Alimento Proteína por porção Extras relevantes
Iogurte grego, 170 g 17–20 g Cálcio, probióticos
Peito de frango, 85 g 25–27 g Niacina, selénio
Ovos, 2 grandes 12–13 g Colina, vitamina D
Lentilhas, 1 chávena cozidas 17–18 g Fibra, ferro
Tofu firme, 100 g 12–14 g Cálcio (se coagulado com sulfato de cálcio)
Manteiga de amendoim, 2 colheres de sopa 7–8 g Gorduras saudáveis, magnésio
Pó de proteína, 1 dose 20–30 g Aditivos variam; verifique sódio e edulcorantes

Pegada ambiental e impacto da cadeia de abastecimento

Os pós de proteína não aparecem do nada. Muitas proteínas vegetais vêm de ervilhas ou soja cultivadas em grande escala e depois fraccionadas e concentradas. Cada etapa pode introduzir contaminantes do solo e da água, ou do equipamento industrial. Algumas linhas de extracção recorrem a solventes ou tratamentos a alta temperatura, o que exige energia e um controlo de qualidade rigoroso.

O soro de leite (whey) de base láctea é um subproduto do queijo. Pode ser reaproveitado de forma eficiente, mas continua a carregar as exigências climáticas e hídricas do sistema leiteiro. O transporte acrescenta outra camada: envios de matérias-primas, processamento transfronteiriço e, por fim, embalagem. Quando batidos diários substituem feijões, lentilhas ou lacticínios locais, a pegada pode crescer sem melhorar resultados de saúde.

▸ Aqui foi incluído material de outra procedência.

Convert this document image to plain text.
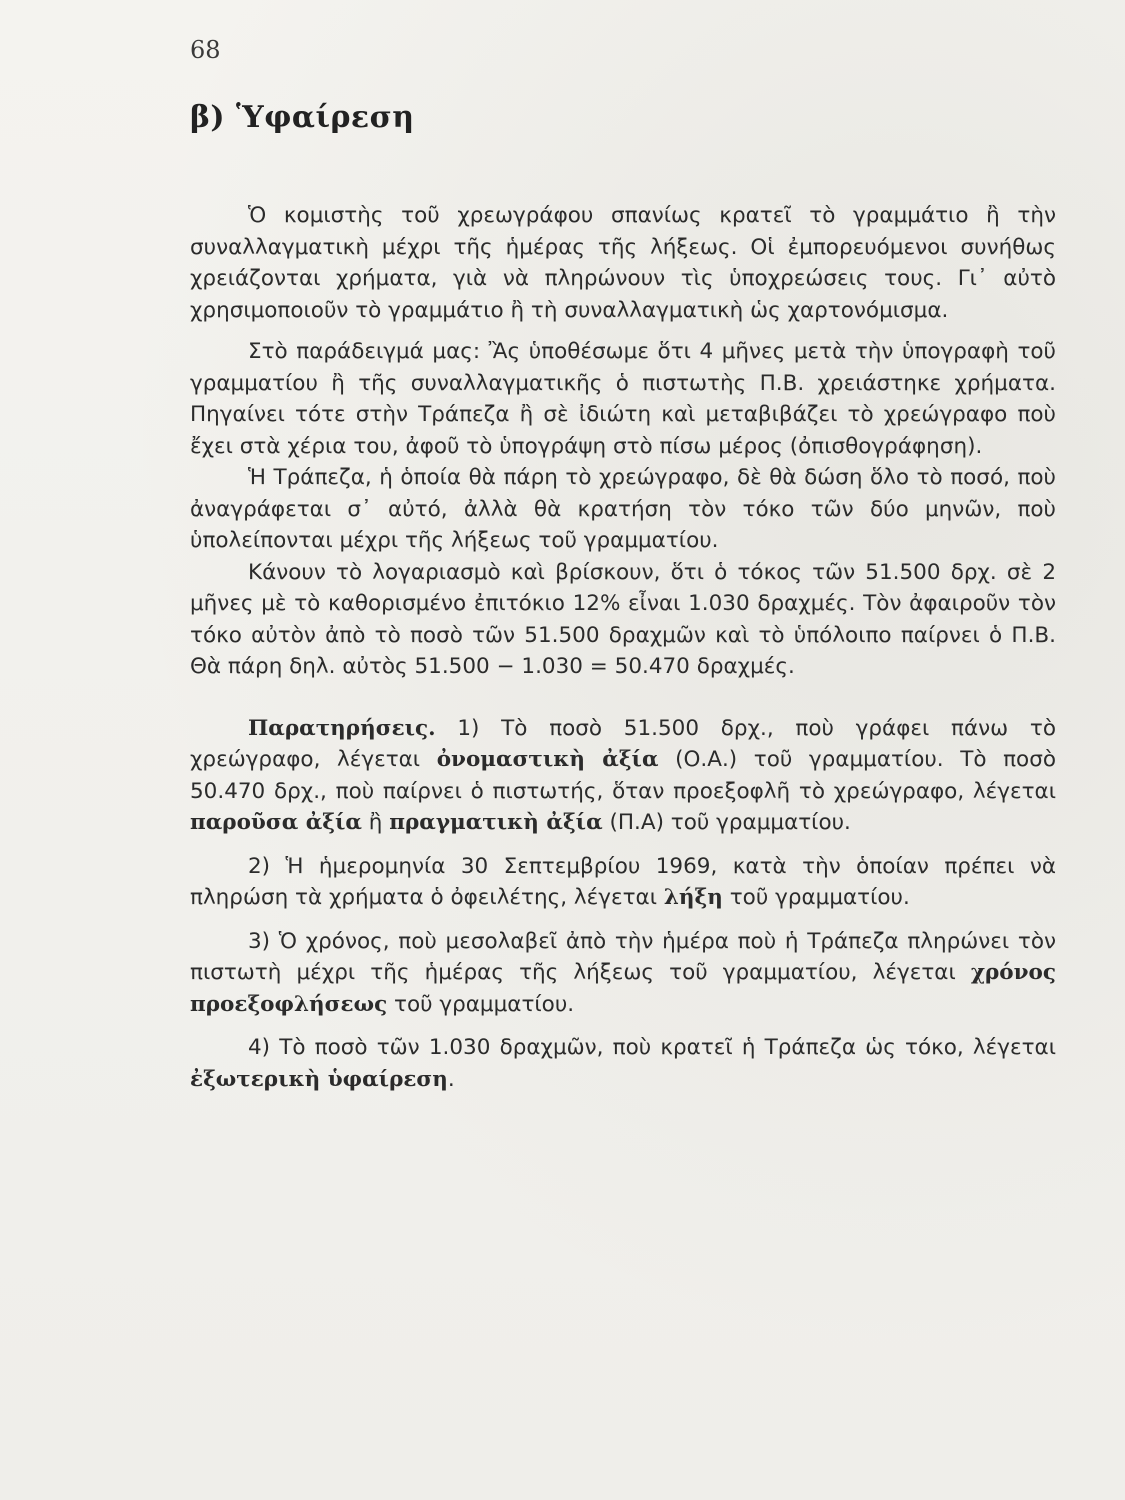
68
β) Ὑφαίρεση

Ὁ κομιστὴς τοῦ χρεωγράφου σπανίως κρατεῖ τὸ γραμμάτιο ἢ τὴν συναλλαγματικὴ μέχρι τῆς ἡμέρας τῆς λήξεως. Οἱ ἐμπορευόμενοι συνήθως χρειάζονται χρήματα, γιὰ νὰ πληρώνουν τὶς ὑποχρεώσεις τους. Γι᾽ αὐτὸ χρησιμοποιοῦν τὸ γραμμάτιο ἢ τὴ συναλλαγματικὴ ὡς χαρτονόμισμα.

Στὸ παράδειγμά μας: Ἂς ὑποθέσωμε ὅτι 4 μῆνες μετὰ τὴν ὑπογραφὴ τοῦ γραμματίου ἢ τῆς συναλλαγματικῆς ὁ πιστωτὴς Π.Β. χρειάστηκε χρήματα. Πηγαίνει τότε στὴν Τράπεζα ἢ σὲ ἰδιώτη καὶ μεταβιβάζει τὸ χρεώγραφο ποὺ ἔχει στὰ χέρια του, ἀφοῦ τὸ ὑπογράψη στὸ πίσω μέρος (ὀπισθογράφηση).

Ἡ Τράπεζα, ἡ ὁποία θὰ πάρη τὸ χρεώγραφο, δὲ θὰ δώση ὅλο τὸ ποσό, ποὺ ἀναγράφεται σ᾽ αὐτό, ἀλλὰ θὰ κρατήση τὸν τόκο τῶν δύο μηνῶν, ποὺ ὑπολείπονται μέχρι τῆς λήξεως τοῦ γραμματίου.

Κάνουν τὸ λογαριασμὸ καὶ βρίσκουν, ὅτι ὁ τόκος τῶν 51.500 δρχ. σὲ 2 μῆνες μὲ τὸ καθορισμένο ἐπιτόκιο 12% εἶναι 1.030 δραχμές. Τὸν ἀφαιροῦν τὸν τόκο αὐτὸν ἀπὸ τὸ ποσὸ τῶν 51.500 δραχμῶν καὶ τὸ ὑπόλοιπο παίρνει ὁ Π.Β. Θὰ πάρη δηλ. αὐτὸς 51.500 − 1.030 = 50.470 δραχμές.

Παρατηρήσεις. 1) Τὸ ποσὸ 51.500 δρχ., ποὺ γράφει πάνω τὸ χρεώγραφο, λέγεται ὀνομαστικὴ ἀξία (Ο.Α.) τοῦ γραμματίου. Τὸ ποσὸ 50.470 δρχ., ποὺ παίρνει ὁ πιστωτής, ὅταν προεξοφλῆ τὸ χρεώγραφο, λέγεται παροῦσα ἀξία ἢ πραγματικὴ ἀξία (Π.Α) τοῦ γραμματίου.

2) Ἡ ἡμερομηνία 30 Σεπτεμβρίου 1969, κατὰ τὴν ὁποίαν πρέπει νὰ πληρώση τὰ χρήματα ὁ ὀφειλέτης, λέγεται λήξη τοῦ γραμματίου.

3) Ὁ χρόνος, ποὺ μεσολαβεῖ ἀπὸ τὴν ἡμέρα ποὺ ἡ Τράπεζα πληρώνει τὸν πιστωτὴ μέχρι τῆς ἡμέρας τῆς λήξεως τοῦ γραμματίου, λέγεται χρόνος προεξοφλήσεως τοῦ γραμματίου.

4) Τὸ ποσὸ τῶν 1.030 δραχμῶν, ποὺ κρατεῖ ἡ Τράπεζα ὡς τόκο, λέγεται ἐξωτερικὴ ὑφαίρεση.
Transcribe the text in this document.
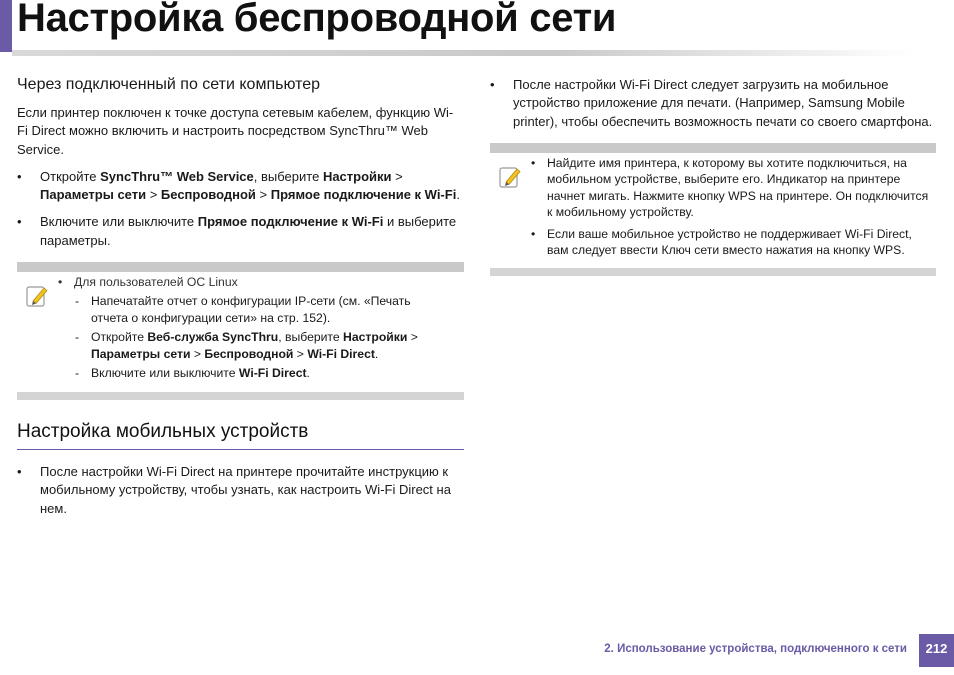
Настройка беспроводной сети
Через подключенный по сети компьютер

Если принтер поключен к точке доступа сетевым кабелем, функцию Wi-Fi Direct можно включить и настроить посредством SyncThru™ Web Service.

• Откройте SyncThru™ Web Service, выберите Настройки > Параметры сети > Беспроводной > Прямое подключение к Wi-Fi.
• Включите или выключите Прямое подключение к Wi-Fi и выберите параметры.
• Для пользователей ОС Linux
- Напечатайте отчет о конфигурации IP-сети (см. «Печать отчета о конфигурации сети» на стр. 152).
- Откройте Веб-служба SyncThru, выберите Настройки > Параметры сети > Беспроводной > Wi-Fi Direct.
- Включите или выключите Wi-Fi Direct.
Настройка мобильных устройств
• После настройки Wi-Fi Direct на принтере прочитайте инструкцию к мобильному устройству, чтобы узнать, как настроить Wi-Fi Direct на нем.
• После настройки Wi-Fi Direct следует загрузить на мобильное устройство приложение для печати. (Например, Samsung Mobile printer), чтобы обеспечить возможность печати со своего смартфона.
• Найдите имя принтера, к которому вы хотите подключиться, на мобильном устройстве, выберите его. Индикатор на принтере начнет мигать. Нажмите кнопку WPS на принтере. Он подключится к мобильному устройству.
• Если ваше мобильное устройство не поддерживает Wi-Fi Direct, вам следует ввести Ключ сети вместо нажатия на кнопку WPS.
2. Использование устройства, подключенного к сети	212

Opções mais inteligentes se ainda quiser conveniência

Nem toda a gente vai abandonar os pós. Há quem precise de soluções portáteis ou tenha dificuldade em comer o suficiente após uma lesão ou cirurgia. Nesses casos, o foco deve ser reduzir riscos e procurar transparência.

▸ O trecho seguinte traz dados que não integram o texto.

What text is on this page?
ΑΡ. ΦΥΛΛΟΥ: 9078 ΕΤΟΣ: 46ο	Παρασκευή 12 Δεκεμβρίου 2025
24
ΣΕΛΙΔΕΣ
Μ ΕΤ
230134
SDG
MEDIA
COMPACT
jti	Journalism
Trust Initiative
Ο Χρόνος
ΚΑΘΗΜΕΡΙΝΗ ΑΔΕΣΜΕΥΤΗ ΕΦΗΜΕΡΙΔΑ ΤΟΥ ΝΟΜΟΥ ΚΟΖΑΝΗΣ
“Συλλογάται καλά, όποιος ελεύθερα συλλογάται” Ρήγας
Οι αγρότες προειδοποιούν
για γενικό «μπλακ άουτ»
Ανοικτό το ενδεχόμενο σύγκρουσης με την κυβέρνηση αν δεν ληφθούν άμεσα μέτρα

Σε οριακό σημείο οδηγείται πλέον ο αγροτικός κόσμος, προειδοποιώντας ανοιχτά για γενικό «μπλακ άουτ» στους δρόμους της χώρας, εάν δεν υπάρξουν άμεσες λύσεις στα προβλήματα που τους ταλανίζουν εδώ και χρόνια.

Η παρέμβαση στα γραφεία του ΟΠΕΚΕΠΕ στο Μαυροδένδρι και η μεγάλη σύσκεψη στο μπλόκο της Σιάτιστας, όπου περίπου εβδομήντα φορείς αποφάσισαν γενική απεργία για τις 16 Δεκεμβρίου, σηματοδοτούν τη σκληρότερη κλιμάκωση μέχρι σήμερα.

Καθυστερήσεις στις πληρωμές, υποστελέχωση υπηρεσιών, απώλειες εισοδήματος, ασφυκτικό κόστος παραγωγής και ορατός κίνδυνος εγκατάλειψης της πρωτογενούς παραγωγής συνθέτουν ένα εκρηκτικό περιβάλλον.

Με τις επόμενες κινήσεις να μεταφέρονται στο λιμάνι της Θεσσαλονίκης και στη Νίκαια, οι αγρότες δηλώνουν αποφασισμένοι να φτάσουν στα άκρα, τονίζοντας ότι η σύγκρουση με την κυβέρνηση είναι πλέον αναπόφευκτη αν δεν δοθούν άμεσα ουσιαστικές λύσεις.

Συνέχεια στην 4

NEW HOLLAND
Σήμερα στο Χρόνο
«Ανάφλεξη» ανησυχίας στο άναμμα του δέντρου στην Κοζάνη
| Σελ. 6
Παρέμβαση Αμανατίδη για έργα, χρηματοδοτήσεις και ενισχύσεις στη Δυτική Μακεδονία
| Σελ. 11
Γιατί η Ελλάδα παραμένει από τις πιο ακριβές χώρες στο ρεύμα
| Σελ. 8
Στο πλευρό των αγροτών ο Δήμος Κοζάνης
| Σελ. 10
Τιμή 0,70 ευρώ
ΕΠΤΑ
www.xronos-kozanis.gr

  • Procure selos de testes independentes como NSF Certified for Sport ou USP Verified.
  • Prefira produtos que publiquem resultados de metais pesados ao nível do lote.
  • Rode fontes e marcas, em vez de depender da mesma embalagem o ano inteiro.
  • Mantenha as doses sensatas. Uma dose acompanhada de alimentos integrais é melhor do que acumular várias.
  • Aponte para 20–30 gramas de proteína por refeição, com fontes variadas, e não para um batido de 60‑gramas de uma vez.
  • Se estiver grávida, se for para uma criança, ou se estiver a gerir doença renal, fale sobre suplementos com um profissional de saúde.

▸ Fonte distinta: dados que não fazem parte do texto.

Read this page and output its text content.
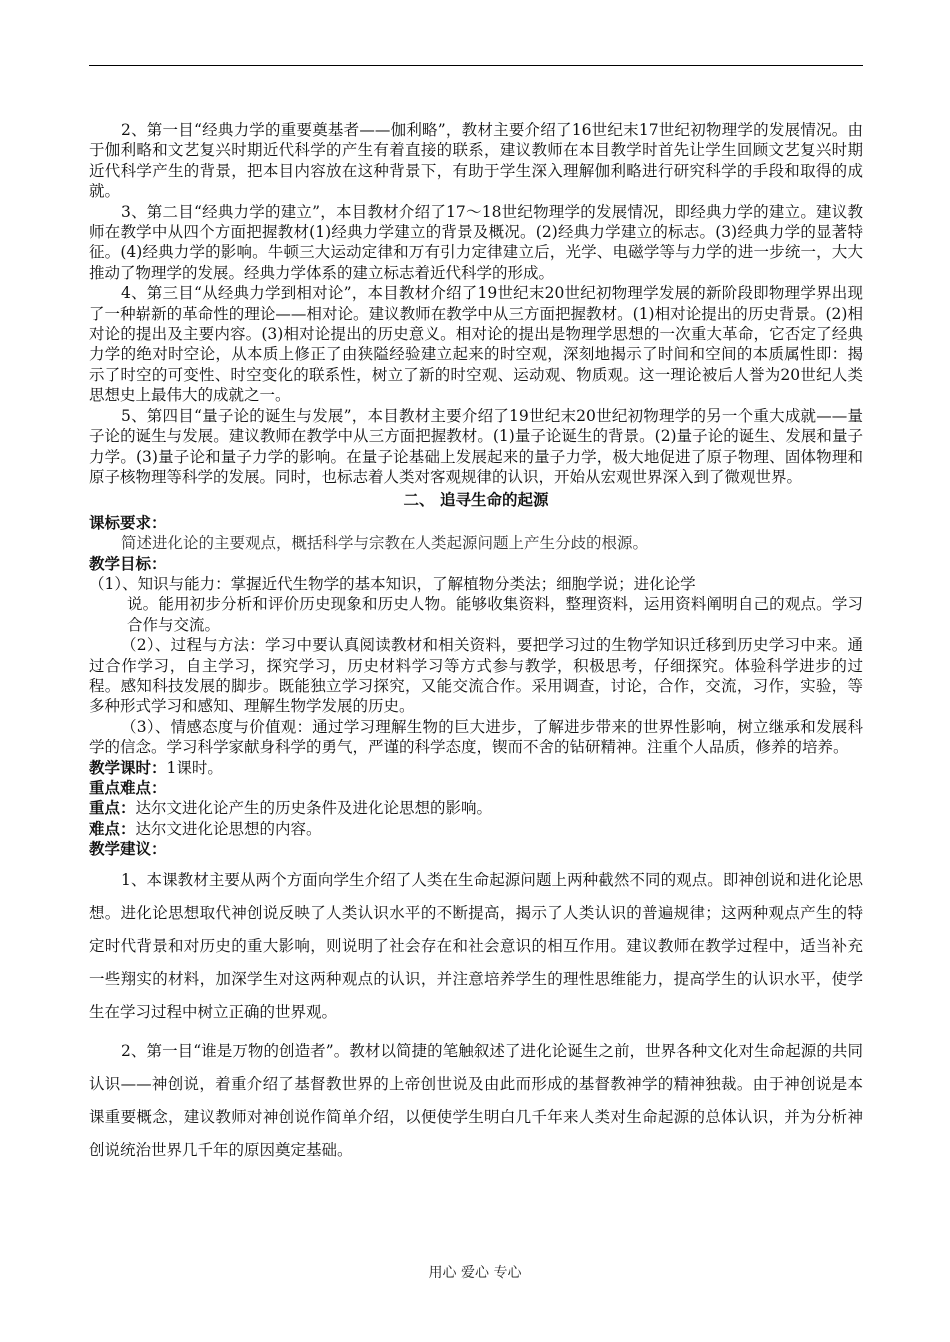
2、第一目“经典力学的重要奠基者——伽利略”，教材主要介绍了16世纪末17世纪初物理学的发展情况。由于伽利略和文艺复兴时期近代科学的产生有着直接的联系，建议教师在本目教学时首先让学生回顾文艺复兴时期近代科学产生的背景，把本目内容放在这种背景下，有助于学生深入理解伽利略进行研究科学的手段和取得的成就。

3、第二目“经典力学的建立”，本目教材介绍了17～18世纪物理学的发展情况，即经典力学的建立。建议教师在教学中从四个方面把握教材(1)经典力学建立的背景及概况。(2)经典力学建立的标志。(3)经典力学的显著特征。(4)经典力学的影响。牛顿三大运动定律和万有引力定律建立后，光学、电磁学等与力学的进一步统一，大大推动了物理学的发展。经典力学体系的建立标志着近代科学的形成。

4、第三目“从经典力学到相对论”，本目教材介绍了19世纪末20世纪初物理学发展的新阶段即物理学界出现了一种崭新的革命性的理论——相对论。建议教师在教学中从三方面把握教材。(1)相对论提出的历史背景。(2)相对论的提出及主要内容。(3)相对论提出的历史意义。相对论的提出是物理学思想的一次重大革命，它否定了经典力学的绝对时空论，从本质上修正了由狭隘经验建立起来的时空观，深刻地揭示了时间和空间的本质属性即：揭示了时空的可变性、时空变化的联系性，树立了新的时空观、运动观、物质观。这一理论被后人誉为20世纪人类思想史上最伟大的成就之一。

5、第四目“量子论的诞生与发展”，本目教材主要介绍了19世纪末20世纪初物理学的另一个重大成就——量子论的诞生与发展。建议教师在教学中从三方面把握教材。(1)量子论诞生的背景。(2)量子论的诞生、发展和量子力学。(3)量子论和量子力学的影响。在量子论基础上发展起来的量子力学，极大地促进了原子物理、固体物理和原子核物理等科学的发展。同时，也标志着人类对客观规律的认识，开始从宏观世界深入到了微观世界。

二、 追寻生命的起源

课标要求：

简述进化论的主要观点，概括科学与宗教在人类起源问题上产生分歧的根源。

教学目标：

（1）、知识与能力：掌握近代生物学的基本知识，了解植物分类法；细胞学说；进化论学

说。能用初步分析和评价历史现象和历史人物。能够收集资料，整理资料，运用资料阐明自己的观点。学习合作与交流。

（2）、过程与方法：学习中要认真阅读教材和相关资料，要把学习过的生物学知识迁移到历史学习中来。通过合作学习，自主学习，探究学习，历史材料学习等方式参与教学，积极思考，仔细探究。体验科学进步的过程。感知科技发展的脚步。既能独立学习探究，又能交流合作。采用调查，讨论，合作，交流，习作，实验，等多种形式学习和感知、理解生物学发展的历史。

（3）、情感态度与价值观：通过学习理解生物的巨大进步，了解进步带来的世界性影响，树立继承和发展科学的信念。学习科学家献身科学的勇气，严谨的科学态度，锲而不舍的钻研精神。注重个人品质，修养的培养。

教学课时：1课时。

重点难点：

重点：达尔文进化论产生的历史条件及进化论思想的影响。

难点：达尔文进化论思想的内容。

教学建议：

1、本课教材主要从两个方面向学生介绍了人类在生命起源问题上两种截然不同的观点。即神创说和进化论思想。进化论思想取代神创说反映了人类认识水平的不断提高，揭示了人类认识的普遍规律；这两种观点产生的特定时代背景和对历史的重大影响，则说明了社会存在和社会意识的相互作用。建议教师在教学过程中，适当补充一些翔实的材料，加深学生对这两种观点的认识，并注意培养学生的理性思维能力，提高学生的认识水平，使学生在学习过程中树立正确的世界观。

2、第一目“谁是万物的创造者”。教材以简捷的笔触叙述了进化论诞生之前，世界各种文化对生命起源的共同认识——神创说，着重介绍了基督教世界的上帝创世说及由此而形成的基督教神学的精神独裁。由于神创说是本课重要概念，建议教师对神创说作简单介绍，以便使学生明白几千年来人类对生命起源的总体认识，并为分析神创说统治世界几千年的原因奠定基础。

用心 爱心 专心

Sinais de que a sua rotina pode estar a exagerar

Esteja atento a uma dependência crescente de pós para substituir refeições, ao aumento do sódio em batidos prontos a beber e a uma presença cada vez menor de vegetais no prato. Se o carrinho tiver barras, batidos e “cereais com proteína”, mas poucas leguminosas, ovos, peixe ou iogurte natural, o equilíbrio provavelmente desviou-se.

Contexto útil para alargar a perspectiva

Termo importante: RDA significa a dose diária recomendada para pessoas saudáveis - não um mínimo para atletas nem um objectivo a ultrapassar. Não existe um único “limite máximo” seguro de proteína que sirva para todos. Muitos nutricionistas de desporto aconselham prudência ao ir muito acima de 2 gramas por quilograma por dia durante longos períodos, salvo com acompanhamento, testes e orientação.

Um teste rápido ajuda. Some a proteína de um dia típico usando rótulos ou uma app de nutrição. Muita gente chega aos 60–90 gramas sem esforço: aveia e leite ao pequeno-almoço, ovos ou feijão ao almoço, peixe ou tofu ao jantar, e frutos secos como snack. Se esse total já ficar dentro do seu intervalo, um batido diário pode acrescentar custo e contaminantes sem um benefício claro.